You want to bring Hemis back? Amazing! But not the same engines PLEASE. Gen 4 time. Make a Hellcat replacement. Keep the cam in block design - we don't need anything like Ford's modular series. Make it out of cast aluminum and aim for 200lbs lighter fully dressed. Make the lifter oiling system not suck, AND use more robust lifters and stronger cams. Oh, and more girth on the manifold studs for the LOVE OF GOD. I don't care if you use the same lifters that GM uses that have nowhere near the failure rate of the Hemi engines. Lower displacement - you can still get 700+ horsepower from under 6 liters, RELIABLY. The NA version "SRT" can still be 6 liters, but should be 550 HP NA. I don't think that's unreasonable to ask, and I wouldn't mind sacrificing low-end power to get it - I drive a performance sedan, not a truck.
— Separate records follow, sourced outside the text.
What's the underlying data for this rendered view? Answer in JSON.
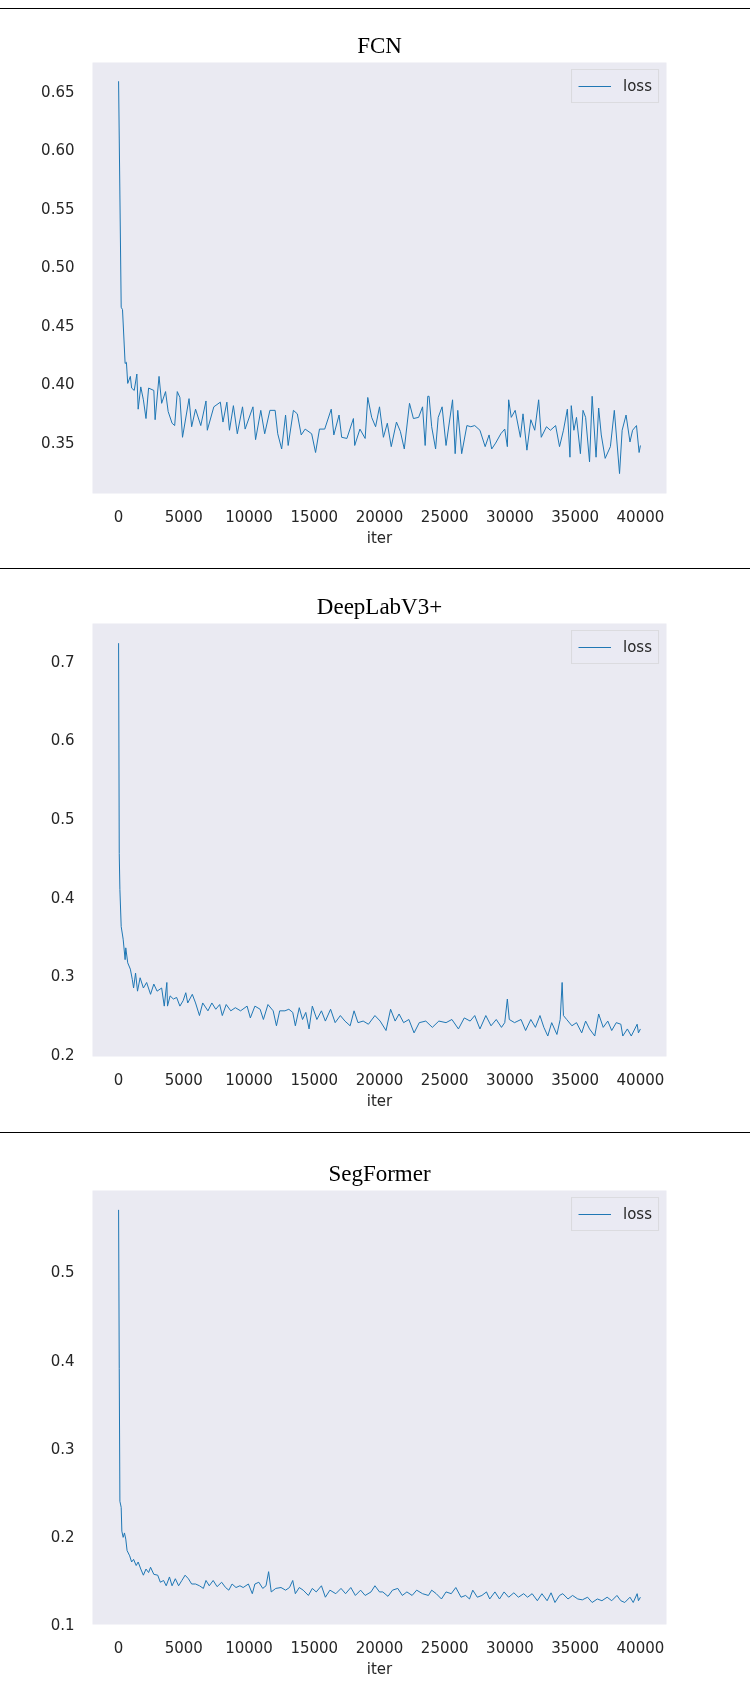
{
  "chart_data": [
    {
      "type": "line",
      "title": "FCN",
      "xlabel": "iter",
      "legend": "top right",
      "line_style": "solid",
      "xlim": [
        -2000,
        42000
      ],
      "ylim": [
        0.306,
        0.674
      ],
      "xticks": [
        0,
        5000,
        10000,
        15000,
        20000,
        25000,
        30000,
        35000,
        40000
      ],
      "yticks": [
        0.35,
        {
          "value": 0.4,
          "label": "0.40"
        },
        0.45,
        {
          "value": 0.5,
          "label": "0.50"
        },
        0.55,
        {
          "value": 0.6,
          "label": "0.60"
        },
        0.65
      ],
      "x": [
        0,
        200,
        300,
        500,
        600,
        700,
        900,
        1000,
        1200,
        1400,
        1500,
        1700,
        1900,
        2100,
        2300,
        2700,
        2800,
        3100,
        3300,
        3600,
        3800,
        4100,
        4300,
        4500,
        4700,
        4900,
        5400,
        5600,
        5900,
        6300,
        6700,
        6800,
        7300,
        7800,
        8000,
        8300,
        8500,
        8800,
        9100,
        9500,
        9700,
        10300,
        10500,
        10900,
        11200,
        11600,
        12000,
        12200,
        12500,
        12800,
        13000,
        13400,
        13700,
        14000,
        14300,
        14800,
        15100,
        15400,
        15800,
        16300,
        16500,
        16900,
        17100,
        17500,
        18000,
        18100,
        18500,
        18900,
        19100,
        19400,
        19700,
        20000,
        20300,
        20600,
        20900,
        21300,
        21600,
        21900,
        22300,
        22600,
        23000,
        23300,
        23500,
        23700,
        23800,
        24000,
        24300,
        24500,
        24800,
        25100,
        25600,
        25800,
        26000,
        26300,
        26700,
        27000,
        27300,
        27700,
        28100,
        28400,
        28600,
        28900,
        29300,
        29600,
        29800,
        29900,
        30100,
        30400,
        30800,
        31000,
        31300,
        31600,
        31900,
        32200,
        32400,
        32800,
        33100,
        33500,
        33800,
        34100,
        34400,
        34600,
        34700,
        34900,
        35100,
        35400,
        35600,
        35800,
        36100,
        36300,
        36600,
        36800,
        37000,
        37300,
        37700,
        38000,
        38400,
        38600,
        38900,
        39200,
        39400,
        39700,
        39900,
        40000
      ],
      "series": [
        {
          "name": "loss",
          "color": "#1f77b4",
          "values": [
            0.658,
            0.465,
            0.463,
            0.417,
            0.418,
            0.4,
            0.406,
            0.396,
            0.394,
            0.408,
            0.378,
            0.397,
            0.386,
            0.37,
            0.396,
            0.394,
            0.369,
            0.406,
            0.383,
            0.393,
            0.376,
            0.366,
            0.364,
            0.393,
            0.388,
            0.354,
            0.387,
            0.363,
            0.378,
            0.364,
            0.385,
            0.36,
            0.38,
            0.384,
            0.367,
            0.384,
            0.36,
            0.381,
            0.357,
            0.38,
            0.361,
            0.38,
            0.352,
            0.377,
            0.357,
            0.377,
            0.377,
            0.357,
            0.344,
            0.373,
            0.347,
            0.377,
            0.374,
            0.356,
            0.361,
            0.357,
            0.341,
            0.361,
            0.361,
            0.378,
            0.356,
            0.373,
            0.354,
            0.353,
            0.37,
            0.347,
            0.361,
            0.353,
            0.388,
            0.371,
            0.363,
            0.38,
            0.354,
            0.366,
            0.346,
            0.367,
            0.359,
            0.344,
            0.383,
            0.37,
            0.371,
            0.38,
            0.347,
            0.389,
            0.389,
            0.363,
            0.344,
            0.371,
            0.38,
            0.347,
            0.386,
            0.34,
            0.377,
            0.34,
            0.364,
            0.363,
            0.364,
            0.36,
            0.346,
            0.356,
            0.344,
            0.349,
            0.357,
            0.361,
            0.346,
            0.386,
            0.371,
            0.377,
            0.354,
            0.374,
            0.343,
            0.369,
            0.36,
            0.386,
            0.354,
            0.363,
            0.36,
            0.364,
            0.346,
            0.36,
            0.378,
            0.337,
            0.381,
            0.36,
            0.371,
            0.34,
            0.377,
            0.371,
            0.333,
            0.389,
            0.337,
            0.379,
            0.356,
            0.336,
            0.346,
            0.377,
            0.323,
            0.36,
            0.373,
            0.35,
            0.36,
            0.364,
            0.341,
            0.347
          ]
        }
      ]
    },
    {
      "type": "line",
      "title": "DeepLabV3+",
      "xlabel": "iter",
      "legend": "top right",
      "line_style": "solid",
      "xlim": [
        -2000,
        42000
      ],
      "ylim": [
        0.197,
        0.747
      ],
      "xticks": [
        0,
        5000,
        10000,
        15000,
        20000,
        25000,
        30000,
        35000,
        40000
      ],
      "yticks": [
        0.2,
        0.3,
        0.4,
        0.5,
        0.6,
        0.7
      ],
      "x": [
        0,
        50,
        100,
        200,
        350,
        500,
        550,
        700,
        900,
        1050,
        1150,
        1300,
        1450,
        1650,
        1900,
        2150,
        2450,
        2700,
        2950,
        3300,
        3500,
        3700,
        3750,
        3950,
        4200,
        4450,
        4700,
        4950,
        5150,
        5300,
        5650,
        5900,
        6200,
        6450,
        6850,
        7150,
        7450,
        7750,
        7950,
        8250,
        8600,
        8950,
        9350,
        9850,
        10100,
        10450,
        10850,
        11100,
        11450,
        11850,
        12100,
        12350,
        12750,
        13050,
        13350,
        13550,
        13850,
        14100,
        14350,
        14600,
        14850,
        15200,
        15550,
        15850,
        16250,
        16600,
        17000,
        17350,
        17750,
        18050,
        18350,
        18750,
        19150,
        19650,
        20050,
        20500,
        20850,
        21200,
        21500,
        21850,
        22250,
        22650,
        23050,
        23550,
        24050,
        24550,
        25100,
        25550,
        26050,
        26500,
        26950,
        27300,
        27700,
        28150,
        28550,
        28950,
        29350,
        29600,
        29800,
        29950,
        30350,
        30850,
        31200,
        31600,
        31950,
        32300,
        32600,
        32900,
        33200,
        33600,
        33850,
        34000,
        34100,
        34350,
        34750,
        35100,
        35500,
        35800,
        36100,
        36500,
        36800,
        37150,
        37500,
        37800,
        38150,
        38500,
        38650,
        39000,
        39300,
        39750,
        39850,
        40000
      ],
      "series": [
        {
          "name": "loss",
          "color": "#1f77b4",
          "values": [
            0.722,
            0.455,
            0.409,
            0.362,
            0.346,
            0.32,
            0.335,
            0.316,
            0.308,
            0.295,
            0.284,
            0.303,
            0.28,
            0.297,
            0.284,
            0.291,
            0.276,
            0.289,
            0.28,
            0.284,
            0.261,
            0.291,
            0.261,
            0.274,
            0.27,
            0.272,
            0.261,
            0.268,
            0.278,
            0.265,
            0.276,
            0.265,
            0.249,
            0.265,
            0.255,
            0.265,
            0.257,
            0.263,
            0.249,
            0.263,
            0.255,
            0.259,
            0.255,
            0.261,
            0.246,
            0.261,
            0.257,
            0.244,
            0.263,
            0.255,
            0.236,
            0.255,
            0.255,
            0.257,
            0.253,
            0.236,
            0.259,
            0.244,
            0.253,
            0.232,
            0.261,
            0.244,
            0.255,
            0.242,
            0.257,
            0.24,
            0.249,
            0.242,
            0.236,
            0.255,
            0.24,
            0.242,
            0.238,
            0.249,
            0.242,
            0.23,
            0.257,
            0.242,
            0.251,
            0.24,
            0.244,
            0.227,
            0.24,
            0.242,
            0.234,
            0.242,
            0.24,
            0.244,
            0.232,
            0.246,
            0.242,
            0.249,
            0.232,
            0.249,
            0.236,
            0.244,
            0.234,
            0.24,
            0.27,
            0.244,
            0.24,
            0.244,
            0.23,
            0.244,
            0.234,
            0.249,
            0.234,
            0.223,
            0.24,
            0.225,
            0.244,
            0.291,
            0.249,
            0.244,
            0.236,
            0.24,
            0.227,
            0.242,
            0.232,
            0.223,
            0.251,
            0.234,
            0.242,
            0.23,
            0.24,
            0.238,
            0.223,
            0.232,
            0.223,
            0.238,
            0.227,
            0.232
          ]
        }
      ]
    },
    {
      "type": "line",
      "title": "SegFormer",
      "xlabel": "iter",
      "legend": "top right",
      "line_style": "solid",
      "xlim": [
        -2000,
        42000
      ],
      "ylim": [
        0.099,
        0.592
      ],
      "xticks": [
        0,
        5000,
        10000,
        15000,
        20000,
        25000,
        30000,
        35000,
        40000
      ],
      "yticks": [
        0.1,
        0.2,
        0.3,
        0.4,
        0.5
      ],
      "x": [
        0,
        50,
        100,
        200,
        250,
        350,
        450,
        550,
        650,
        850,
        1000,
        1150,
        1350,
        1500,
        1700,
        1900,
        2100,
        2300,
        2450,
        2700,
        3000,
        3200,
        3450,
        3650,
        3900,
        4100,
        4350,
        4600,
        4850,
        5100,
        5350,
        5600,
        5900,
        6200,
        6500,
        6700,
        6950,
        7250,
        7550,
        7900,
        8200,
        8450,
        8700,
        9000,
        9300,
        9550,
        9950,
        10250,
        10450,
        10750,
        11050,
        11300,
        11500,
        11700,
        12050,
        12450,
        12800,
        13100,
        13350,
        13550,
        13850,
        14150,
        14550,
        14850,
        15150,
        15550,
        15850,
        16200,
        16650,
        17050,
        17400,
        17800,
        18150,
        18550,
        18900,
        19350,
        19650,
        20000,
        20250,
        20650,
        21000,
        21400,
        21750,
        22100,
        22500,
        22850,
        23300,
        23750,
        24000,
        24350,
        24750,
        25100,
        25500,
        25850,
        26250,
        26600,
        26900,
        27150,
        27500,
        27850,
        28200,
        28450,
        28850,
        29200,
        29550,
        29900,
        30300,
        30650,
        31050,
        31350,
        31700,
        32100,
        32450,
        32850,
        33150,
        33450,
        33800,
        34050,
        34450,
        34800,
        35200,
        35550,
        35950,
        36300,
        36700,
        37050,
        37450,
        37800,
        38200,
        38500,
        38800,
        39200,
        39450,
        39750,
        39850,
        40000
      ],
      "series": [
        {
          "name": "loss",
          "color": "#1f77b4",
          "values": [
            0.57,
            0.39,
            0.239,
            0.232,
            0.205,
            0.198,
            0.203,
            0.196,
            0.183,
            0.177,
            0.17,
            0.173,
            0.166,
            0.17,
            0.162,
            0.155,
            0.162,
            0.158,
            0.164,
            0.156,
            0.155,
            0.147,
            0.149,
            0.143,
            0.153,
            0.143,
            0.151,
            0.143,
            0.149,
            0.155,
            0.151,
            0.145,
            0.145,
            0.143,
            0.14,
            0.149,
            0.143,
            0.149,
            0.142,
            0.147,
            0.141,
            0.138,
            0.145,
            0.141,
            0.143,
            0.141,
            0.145,
            0.134,
            0.145,
            0.147,
            0.14,
            0.143,
            0.159,
            0.136,
            0.14,
            0.141,
            0.138,
            0.141,
            0.149,
            0.134,
            0.141,
            0.138,
            0.132,
            0.14,
            0.136,
            0.143,
            0.13,
            0.138,
            0.134,
            0.14,
            0.134,
            0.141,
            0.132,
            0.138,
            0.132,
            0.136,
            0.143,
            0.136,
            0.136,
            0.131,
            0.138,
            0.14,
            0.132,
            0.136,
            0.132,
            0.138,
            0.134,
            0.132,
            0.138,
            0.134,
            0.128,
            0.136,
            0.134,
            0.141,
            0.13,
            0.132,
            0.128,
            0.138,
            0.13,
            0.132,
            0.136,
            0.128,
            0.136,
            0.128,
            0.136,
            0.13,
            0.135,
            0.13,
            0.134,
            0.13,
            0.134,
            0.126,
            0.134,
            0.126,
            0.135,
            0.124,
            0.132,
            0.134,
            0.128,
            0.132,
            0.128,
            0.127,
            0.13,
            0.124,
            0.128,
            0.126,
            0.13,
            0.126,
            0.132,
            0.126,
            0.124,
            0.13,
            0.124,
            0.134,
            0.126,
            0.13
          ]
        }
      ]
    }
  ]
}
The base non-SRT engine should be 4.0-5.0 liters, target of 375 horsepower, on regular gas. Truck engines can be that or the 6 liter SRT engine with regular gas heads / cam / tune / whatever just like there's a truck 6.4 right now.
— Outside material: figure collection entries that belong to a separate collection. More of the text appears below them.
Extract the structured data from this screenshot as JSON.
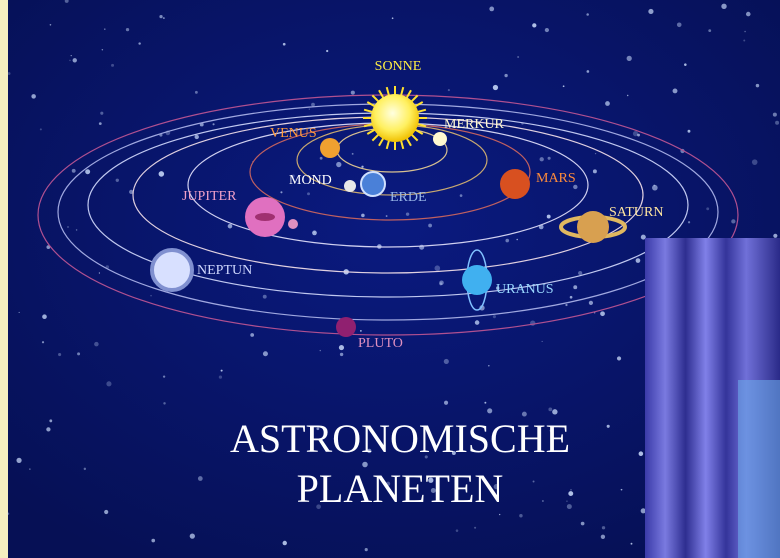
{
  "planets": [
    {
      "label": "SONNE"
    },
    {
      "label": "MERKUR"
    },
    {
      "label": "VENUS"
    },
    {
      "label": "MOND"
    },
    {
      "label": "ERDE"
    },
    {
      "label": "MARS"
    },
    {
      "label": "JUPITER"
    },
    {
      "label": "SATURN"
    },
    {
      "label": "NEPTUN"
    },
    {
      "label": "URANUS"
    },
    {
      "label": "PLUTO"
    }
  ],
  "title": {
    "line1": "ASTRONOMISCHE",
    "line2": "PLANETEN"
  }
}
Make it loud. Make it reliable. Maybe even offer a limited run of 2000 cars per year, for 3 years (750 sedans, 750 coupes, 500 wagons) with a flat plane crank widebody version for "Track" car fans, and put me on that factory order list today for the widebody flat plane wagon because I want one now. And do a few "Street trucks" with the SRT engines, 2000 two door, 2000 four door, LOWERED.
No financial compensation desired for these ideas. Guaranteed to sell boatloads (if not priced like the 23 MY SRT/Scat cars - see 2020-2022 sales/pricing success). Only desired compensation is the ability to factory order the wagon I want. Make it Sinamon Stick or Plum Crazy. Thanks. 💘
PS: Bring back the Trackhawk.
PPS: Make a CR-V or RAV4 competitor. The Hornet is not one. Drive a CR-V and ask CR-V owners why, if unsure. That can be your CAFE fleet car for "In case" sanity returns to govern.